Dall’altra parte però viene portato alle sue estreme conseguenze il pragmatismo cinese, che pur di raggiungere i propri obiettivi riesce ad intrattenere rapporti addirittura con un regime islamista radicale, nonostante i cinesi abbiano spesso osteggiato il radicalismo di matrice islamica.
La Cina è ormai conscia del proprio ruolo di peso nel contesto internazionale. La stabilità, sia economica che politica, offerta dal dragone rosso attraverso cooperazione, commercio e sviluppo sta creando un punto di attrazione per molti Paesi allo sbando o relegati all’isolamento dalla comunità internazionale.

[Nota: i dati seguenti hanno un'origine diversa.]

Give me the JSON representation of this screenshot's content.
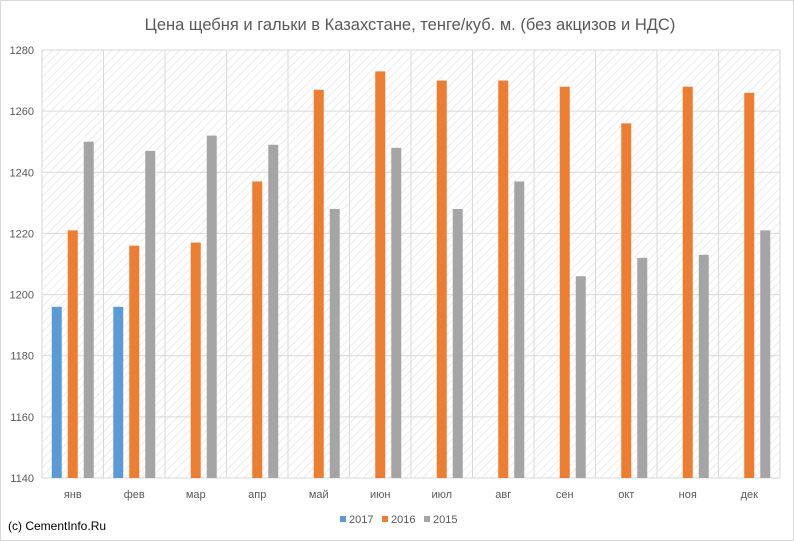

La Cina “promuove la pace” e “dobbiamo assumerci la nostra responsabilità per portare più stabilità e certezza in un mondo sempre più turbolento”, aveva detto il Presidente Xi Jinping a inizio marzo. Parole importanti in un momento storico irrequieto come questo che stiamo vivendo, dove lo spettro della guerra è sempre dietro l’angolo.